I have noted in the past, that when students mispronounce some of these dreadful dermatological terms, it was a signal that they had read about a disease, but had never been taught on that disease. It signalled to me how much they were acquiring on their own. English is like that, certainly in comparison with German: until you hear the word spoken, guessing how you say it, is tricky. More so, when you chuck in the various languages that contribute to the dermatological lexicon — and when they are then spoken / bastardised by English speakers.
But today, a student today pointed out that it would be helpful to include how words are pronounced in our course material. I am not certain how to do this yet, but I can believe that not knowing how to pronounce a term might ‘inhibit’ thinking and ‘silent talking’ about the topic (I do not know whether there is any research to back this opinion up).
Nick Carr writes about e-textbooks, quoting research that students don’t like them, or at least they prefer conventional textbooks. Seems reasonable to me. We know a lot more about the design of conventional textbooks, layout, indexing, and interaction and so on. But for dermatology it seems to me e-textbooks offer a way forward. If you want to learn dermatology, you have to look at images, and to do this well, you need access to lots and lots of images. One of the conclusions of a paper we published several years ago was how few instances of a particular disease students are exposed to. Seeing only n of 1 for a particular lesion type is just not enough: imagine your sole idea of what a ‘dog’ is, was based on only seeing one poodle. Current publishing models and norms mean that most dermatology textbooks are short on images — and often the images they contain are poor. E-textbooks are one way round this, and it is difficult to look at an iPad and not wonder what a good dermatology text would like like on it. What will be really interesting is what will happen to the legacy publishers given the price sensitivity of undergraduate students and the lower barriers to entry.

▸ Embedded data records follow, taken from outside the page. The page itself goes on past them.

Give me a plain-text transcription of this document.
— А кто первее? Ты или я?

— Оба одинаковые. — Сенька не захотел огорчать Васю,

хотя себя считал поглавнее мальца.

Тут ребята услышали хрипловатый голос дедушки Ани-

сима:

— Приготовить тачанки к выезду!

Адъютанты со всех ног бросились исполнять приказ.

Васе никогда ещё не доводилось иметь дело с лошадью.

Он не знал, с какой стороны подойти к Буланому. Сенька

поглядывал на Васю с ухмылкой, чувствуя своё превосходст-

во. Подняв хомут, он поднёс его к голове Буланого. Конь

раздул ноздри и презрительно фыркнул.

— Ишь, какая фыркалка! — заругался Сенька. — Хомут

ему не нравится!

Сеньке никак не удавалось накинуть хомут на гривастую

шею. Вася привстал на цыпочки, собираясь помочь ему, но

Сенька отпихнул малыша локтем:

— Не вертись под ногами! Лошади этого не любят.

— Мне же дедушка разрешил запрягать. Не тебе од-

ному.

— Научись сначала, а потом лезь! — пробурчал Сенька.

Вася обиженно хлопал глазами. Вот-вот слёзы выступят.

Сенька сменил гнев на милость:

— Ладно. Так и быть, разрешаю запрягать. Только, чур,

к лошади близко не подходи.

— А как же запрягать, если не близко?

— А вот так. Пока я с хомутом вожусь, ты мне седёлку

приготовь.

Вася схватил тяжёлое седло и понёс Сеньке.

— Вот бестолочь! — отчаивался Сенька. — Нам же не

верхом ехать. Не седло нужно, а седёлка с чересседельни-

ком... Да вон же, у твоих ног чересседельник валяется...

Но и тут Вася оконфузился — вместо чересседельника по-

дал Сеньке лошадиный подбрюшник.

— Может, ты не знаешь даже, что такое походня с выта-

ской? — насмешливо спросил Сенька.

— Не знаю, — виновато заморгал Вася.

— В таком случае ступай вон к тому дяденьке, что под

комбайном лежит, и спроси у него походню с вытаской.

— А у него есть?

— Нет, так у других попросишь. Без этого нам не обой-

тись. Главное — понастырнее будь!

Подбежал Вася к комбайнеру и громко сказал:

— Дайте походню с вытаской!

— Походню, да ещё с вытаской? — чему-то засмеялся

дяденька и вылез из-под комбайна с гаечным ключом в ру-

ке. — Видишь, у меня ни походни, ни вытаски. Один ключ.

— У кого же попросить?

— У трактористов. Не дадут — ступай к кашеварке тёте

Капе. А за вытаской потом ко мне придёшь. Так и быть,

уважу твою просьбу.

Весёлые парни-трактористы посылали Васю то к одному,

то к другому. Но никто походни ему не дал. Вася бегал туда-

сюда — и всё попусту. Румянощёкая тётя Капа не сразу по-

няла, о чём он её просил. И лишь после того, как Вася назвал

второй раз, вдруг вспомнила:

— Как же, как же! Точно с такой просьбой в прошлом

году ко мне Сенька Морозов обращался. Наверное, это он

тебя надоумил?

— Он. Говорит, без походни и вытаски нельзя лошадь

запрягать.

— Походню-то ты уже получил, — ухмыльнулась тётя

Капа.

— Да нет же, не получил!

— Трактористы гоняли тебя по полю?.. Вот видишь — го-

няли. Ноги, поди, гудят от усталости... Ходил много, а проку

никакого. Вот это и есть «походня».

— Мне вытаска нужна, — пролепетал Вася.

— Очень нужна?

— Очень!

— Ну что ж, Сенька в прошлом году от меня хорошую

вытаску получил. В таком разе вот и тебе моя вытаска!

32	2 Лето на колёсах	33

Annotation and memory of position on the page are important issues, but I doubt invention will not improve things. Just look at the way the ‘clunky’ Kindle allows you to highlight text, then retrieve it on the Amazon web site and go back to the text at the various bookmarks. A scholars dream for encouraging accurate referencing and citation.
^^ Skincancer909 is currently being rewritten and the future version will incorporate video with a new design.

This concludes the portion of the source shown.